We know that NUL is not a literal of type Character( from ARM 3.5.2 and demonstrated by my example ).

It should be a simple matter to state the literal for Character'Val( 0 )( if one exists ), yet no one has done so. It should be clear from ARM 3.5.2 that this is because there is no such literal.

So now the question becomes: How can a user of Ada create an enumeration type with a value that has no literal?

Easily:

type Illiteral is (X, Y, Z);

Consider literals of being rather of a universal type, implicitly converted to the actual type when the type inherits that sort of literals.

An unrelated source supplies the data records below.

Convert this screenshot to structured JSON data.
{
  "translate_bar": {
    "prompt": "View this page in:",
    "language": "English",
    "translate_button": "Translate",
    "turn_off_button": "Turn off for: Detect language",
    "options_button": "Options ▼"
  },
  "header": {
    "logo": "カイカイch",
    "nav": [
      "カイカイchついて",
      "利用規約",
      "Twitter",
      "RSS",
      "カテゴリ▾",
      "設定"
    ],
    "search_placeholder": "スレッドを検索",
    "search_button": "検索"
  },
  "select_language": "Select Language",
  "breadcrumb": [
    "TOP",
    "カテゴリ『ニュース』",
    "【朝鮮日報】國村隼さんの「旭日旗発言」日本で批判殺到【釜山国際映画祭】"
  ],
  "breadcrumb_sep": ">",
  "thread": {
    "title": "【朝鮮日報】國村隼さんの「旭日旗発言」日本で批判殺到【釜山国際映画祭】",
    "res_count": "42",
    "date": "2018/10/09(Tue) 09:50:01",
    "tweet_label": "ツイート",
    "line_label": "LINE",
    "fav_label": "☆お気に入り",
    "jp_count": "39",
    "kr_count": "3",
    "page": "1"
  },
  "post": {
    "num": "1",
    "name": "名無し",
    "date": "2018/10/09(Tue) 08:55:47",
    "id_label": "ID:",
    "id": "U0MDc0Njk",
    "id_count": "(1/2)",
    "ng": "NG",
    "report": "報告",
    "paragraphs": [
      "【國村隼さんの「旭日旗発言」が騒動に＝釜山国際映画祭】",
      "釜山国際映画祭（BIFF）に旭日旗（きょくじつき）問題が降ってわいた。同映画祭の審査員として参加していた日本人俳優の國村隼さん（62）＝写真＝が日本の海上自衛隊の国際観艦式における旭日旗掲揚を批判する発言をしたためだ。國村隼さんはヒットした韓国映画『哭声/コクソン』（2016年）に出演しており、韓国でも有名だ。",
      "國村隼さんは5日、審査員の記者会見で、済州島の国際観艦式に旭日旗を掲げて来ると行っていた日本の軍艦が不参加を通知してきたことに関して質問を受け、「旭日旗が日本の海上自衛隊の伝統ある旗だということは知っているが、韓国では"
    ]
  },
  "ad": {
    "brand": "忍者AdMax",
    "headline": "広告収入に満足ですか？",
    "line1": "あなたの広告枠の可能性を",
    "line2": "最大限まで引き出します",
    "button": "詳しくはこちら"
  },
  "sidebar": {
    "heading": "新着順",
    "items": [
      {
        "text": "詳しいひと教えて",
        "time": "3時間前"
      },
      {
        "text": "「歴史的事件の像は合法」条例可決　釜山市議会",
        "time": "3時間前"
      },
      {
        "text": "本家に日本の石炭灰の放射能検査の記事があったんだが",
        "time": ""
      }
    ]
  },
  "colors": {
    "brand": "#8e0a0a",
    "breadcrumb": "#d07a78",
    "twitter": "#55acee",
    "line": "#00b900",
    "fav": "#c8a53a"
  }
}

Yes, yes, inheritance again. :grinning:

It is a far less magic model of thought which also explains why:

type I is range 1..2;
X : I := 3; -- Raises Constraint_Error

the above is legal, rather than a syntax error.

Dealing with universal types Ada deploys a more powerful type system of implicit type conversions ARM tries to hide. But sometimes the truth leaks out… :grinning:

No one has provided an example of this because the language does not allow it. This is why Character is a magic enumeration type.

String, on the other hand, is not magic, yet a lot of people seem to have a problem with that.